The company is now implementing global platforms for its business, applicable to markets throughout the world, with the re-introduction of the 2011 Ford Fiesta from Europe. Born 1976, this subcompact was brought to North America in 1978 but was discontinued in 1980 despite the fact that approximately 12 million were sold overseas.
Reviewing this sixth-generation Fiesta in the Washington Post, Warren Brown said that Ford “kicks tailpipe and takes names” with this new offering.
“Mine is not irrational exuberance. I am not saying that this new Fiesta will somehow roll over the Mini Cooper or best other hot little numbers on their way from Germany, South Korea and Japan,” says Brown. “I am saying that, for the first time in 30 years, Ford has become a genuine contender, a potential champion, in the small-car fights in its home market.”
And, yes, Ford still excels with its best-selling F-150 pickup truck.
Certainly, part of the thrill stems from the fact that Ford accomplished this feat without government subsidies, which were lavished on General Motors and Chrysler-Fiat. This is due, largely, to the leadership of Alan Mulally, the auto maker’s CEO and “Renaissance Man.”
Mulally, an engineer by training, but hardly a traditional “car guy,” came to Ford from Boeing almost four years ago when “Ford seemed on death’s door,” writes Paul Ingrassia, the Pulitzer Prize winner and expert writer on the automotive industry.
“But last year  Ford became the only U.S. car company to avoid bankruptcy, and actually posted a $2.7 billion profit.”
As the Economist reported (“Rinsed and raring to go,” November 7, 2009), “Ford struggled on, completing its restructuring without help from either the taxpayer or bankruptcy, thanks to the $23.6 billion it had raised in 2006, before the credit markets froze, by pledging all its North American assets as collateral.” This may be one of the greatest examples of “going all in,” this time with a happy ending at least for now.
Ford will have to manage its debt reduction without the benefit of Uncle Sugar to bail it out. But give Mulally credit for making a gutsy play and maintaining Ford as a private enterprise.

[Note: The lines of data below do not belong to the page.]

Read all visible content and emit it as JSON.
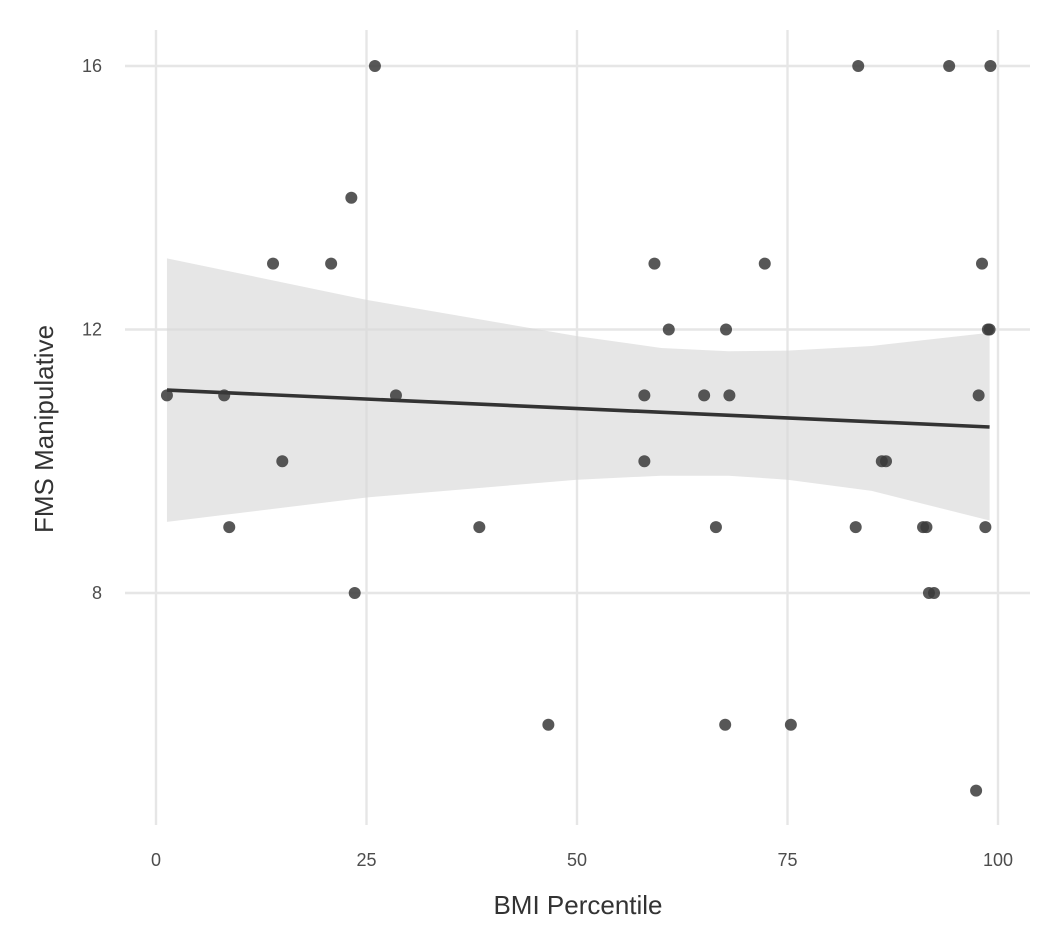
{
  "chart_data": {
    "type": "scatter",
    "title": "",
    "xlabel": "BMI Percentile",
    "ylabel": "FMS Manipulative",
    "xlim": [
      0,
      100
    ],
    "ylim": [
      5,
      16
    ],
    "x_ticks": [
      "0",
      "25",
      "50",
      "75",
      "100"
    ],
    "y_ticks": [
      "8",
      "12",
      "16"
    ],
    "grid": true,
    "legend": "none",
    "colors": {
      "points": "#3a3a3a",
      "trend_line": "#333333",
      "confidence_band": "#d9d9d9",
      "grid": "#e6e6e6"
    },
    "points": [
      {
        "x": 1.3,
        "y": 11
      },
      {
        "x": 8.1,
        "y": 11
      },
      {
        "x": 8.7,
        "y": 9
      },
      {
        "x": 13.9,
        "y": 13
      },
      {
        "x": 15.0,
        "y": 10
      },
      {
        "x": 20.8,
        "y": 13
      },
      {
        "x": 23.2,
        "y": 14
      },
      {
        "x": 23.6,
        "y": 8
      },
      {
        "x": 26.0,
        "y": 16
      },
      {
        "x": 28.5,
        "y": 11
      },
      {
        "x": 38.4,
        "y": 9
      },
      {
        "x": 46.6,
        "y": 6
      },
      {
        "x": 58.0,
        "y": 11
      },
      {
        "x": 58.0,
        "y": 10
      },
      {
        "x": 59.2,
        "y": 13
      },
      {
        "x": 60.9,
        "y": 12
      },
      {
        "x": 65.1,
        "y": 11
      },
      {
        "x": 66.5,
        "y": 9
      },
      {
        "x": 67.6,
        "y": 6
      },
      {
        "x": 67.7,
        "y": 12
      },
      {
        "x": 68.1,
        "y": 11
      },
      {
        "x": 72.3,
        "y": 13
      },
      {
        "x": 75.4,
        "y": 6
      },
      {
        "x": 83.1,
        "y": 9
      },
      {
        "x": 83.4,
        "y": 16
      },
      {
        "x": 86.2,
        "y": 10
      },
      {
        "x": 86.7,
        "y": 10
      },
      {
        "x": 91.1,
        "y": 9
      },
      {
        "x": 91.5,
        "y": 9
      },
      {
        "x": 91.8,
        "y": 8
      },
      {
        "x": 92.4,
        "y": 8
      },
      {
        "x": 94.2,
        "y": 16
      },
      {
        "x": 97.4,
        "y": 5
      },
      {
        "x": 97.7,
        "y": 11
      },
      {
        "x": 98.1,
        "y": 13
      },
      {
        "x": 98.5,
        "y": 9
      },
      {
        "x": 98.8,
        "y": 12
      },
      {
        "x": 99.0,
        "y": 12
      },
      {
        "x": 99.1,
        "y": 16
      }
    ],
    "trend_line": {
      "x": [
        1.3,
        99.0
      ],
      "y": [
        11.08,
        10.52
      ]
    },
    "confidence_band": {
      "x": [
        1.3,
        25,
        50,
        60,
        68,
        75,
        85,
        99.0
      ],
      "upper": [
        13.08,
        12.45,
        11.9,
        11.72,
        11.67,
        11.68,
        11.75,
        11.95
      ],
      "lower": [
        9.08,
        9.45,
        9.72,
        9.78,
        9.78,
        9.72,
        9.55,
        9.1
      ]
    }
  }
}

Kudos, too, to William Clay (“Bill”) Ford, Jr., great-grandson of Henry and former President, CEO and COO of the company, who brought in Mulally and stepped aside to let him take on those roles for the benefit of the family, the company and, if I may say so, for the country.
In February this year, Ford Motor Company surpassed General Motors in sales for the first time in at least fifty years.
Within hours after the release of these sales results, GM announced its second executive reshuffling in three months. Competition is alive and well amongst and between the domestic auto companies even if the federal government has put its heavy finger on the scales to the benefit of Ford’s rivals.
All three American auto companies are benefiting from a rising tide. One hopes that GM and Chrysler-Fiat become profitable and pay back all the taxpayers’ dollars poured into them, including over $50 billion that GM still owes if you include the stock owned by the government. This may be a pipe dream, but one can hope can’t one?
But wouldn’t we have all been better off if the other car companies had taken Ford’s better idea to heart and avoided this in the first place?